A inclusão do voto nas eleições como uma das formas de comprovação de vida foi formalizada por uma portaria publicada pelo INSS em 2022. Contudo, devido ao sistema ainda estar em fase de implementação, essa norma não entrou em vigor na ocasião, e o procedimento padrão permaneceu inalterado naquele ano. Com o avanço na operacionalização do sistema, o INSS afirma que o exercício do voto no dia do pleito será suficiente para atender à exigência de comprovação de vida, dispensando o beneficiário de realizar outras ações para manter o benefício regularizado.
Segundo o ministro da Previdência Social, Wolney Queiroz, essa iniciativa visa não apenas simplificar o processo para milhões de segurados, mas também aumentar a segurança no pagamento dos benefícios previdenciários. A presidente do INSS, Ana Cristina Silveira, reforça que a medida traz benefícios ao reduzir a necessidade de deslocamentos e procedimentos burocráticos, além de assegurar maior confiabilidade na manutenção dos pagamentos.
O calendário eleitoral de 2026 prevê o primeiro turno das eleições para 4 de outubro, com o segundo turno, se necessário, agendado para 25 de outubro, nas cidades com mais de 200 mil eleitores. Para os beneficiários que não comparecerem às urnas, o INSS mantém o sistema SIRIS, que coleta informações de diversas fontes governamentais, como emissão de documentos, movimentações financeiras e atendimentos realizados.

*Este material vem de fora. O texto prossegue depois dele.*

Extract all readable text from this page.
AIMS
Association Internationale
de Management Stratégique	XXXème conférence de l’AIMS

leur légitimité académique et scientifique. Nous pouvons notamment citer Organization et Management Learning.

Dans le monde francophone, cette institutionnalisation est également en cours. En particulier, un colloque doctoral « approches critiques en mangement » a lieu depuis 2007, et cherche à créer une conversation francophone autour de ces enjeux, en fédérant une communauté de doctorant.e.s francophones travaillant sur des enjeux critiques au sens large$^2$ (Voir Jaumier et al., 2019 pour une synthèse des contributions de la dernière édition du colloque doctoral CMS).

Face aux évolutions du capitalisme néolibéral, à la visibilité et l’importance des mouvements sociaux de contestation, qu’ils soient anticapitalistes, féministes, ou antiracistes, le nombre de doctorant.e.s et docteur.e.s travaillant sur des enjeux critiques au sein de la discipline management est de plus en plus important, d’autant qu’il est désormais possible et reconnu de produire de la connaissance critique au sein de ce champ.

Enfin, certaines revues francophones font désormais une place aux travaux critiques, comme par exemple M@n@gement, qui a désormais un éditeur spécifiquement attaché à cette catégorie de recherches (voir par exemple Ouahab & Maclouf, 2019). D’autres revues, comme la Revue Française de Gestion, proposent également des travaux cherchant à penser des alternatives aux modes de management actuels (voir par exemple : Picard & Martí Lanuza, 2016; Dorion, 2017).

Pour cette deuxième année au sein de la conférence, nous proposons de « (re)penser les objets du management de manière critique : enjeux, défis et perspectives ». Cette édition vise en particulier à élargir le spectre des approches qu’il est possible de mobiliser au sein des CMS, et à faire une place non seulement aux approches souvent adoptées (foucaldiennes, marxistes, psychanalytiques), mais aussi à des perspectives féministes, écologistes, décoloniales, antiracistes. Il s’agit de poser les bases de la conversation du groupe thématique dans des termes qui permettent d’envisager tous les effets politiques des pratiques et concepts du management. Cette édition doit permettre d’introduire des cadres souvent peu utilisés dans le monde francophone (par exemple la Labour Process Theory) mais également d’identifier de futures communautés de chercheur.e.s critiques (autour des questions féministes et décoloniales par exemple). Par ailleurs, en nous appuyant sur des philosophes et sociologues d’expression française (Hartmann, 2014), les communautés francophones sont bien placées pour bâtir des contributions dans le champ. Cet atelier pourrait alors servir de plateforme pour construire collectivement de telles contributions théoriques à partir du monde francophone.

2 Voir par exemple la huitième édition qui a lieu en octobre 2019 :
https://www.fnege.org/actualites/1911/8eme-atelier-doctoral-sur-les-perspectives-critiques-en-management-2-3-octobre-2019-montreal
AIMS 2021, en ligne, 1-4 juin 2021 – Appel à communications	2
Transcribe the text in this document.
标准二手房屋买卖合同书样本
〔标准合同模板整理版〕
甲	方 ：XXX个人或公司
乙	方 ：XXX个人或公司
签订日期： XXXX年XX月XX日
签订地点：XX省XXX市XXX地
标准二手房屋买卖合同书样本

O beneficiário só será convocado a regularizar sua situação caso o sistema não identifique nenhuma fonte que comprove sua vivacidade.
Dados do Tribunal Superior Eleitoral (TSE) indicam que, em 2024, aproximadamente 20,9 milhões de beneficiários tiveram eventos eleitorais registrados, resultando na atualização de cerca de 5 milhões de provas de vida. Para consultar a situação, os beneficiários podem acessar o aplicativo ou o site Meu INSS, onde verificam se há necessidade de regularização.
Essa mudança representa uma evolução na gestão de benefícios previdenciários, alinhando-se às tendências de digitalização e simplificação de processos, além de reforçar o vínculo entre o exercício do direito eleitoral e a manutenção dos direitos previdenciários.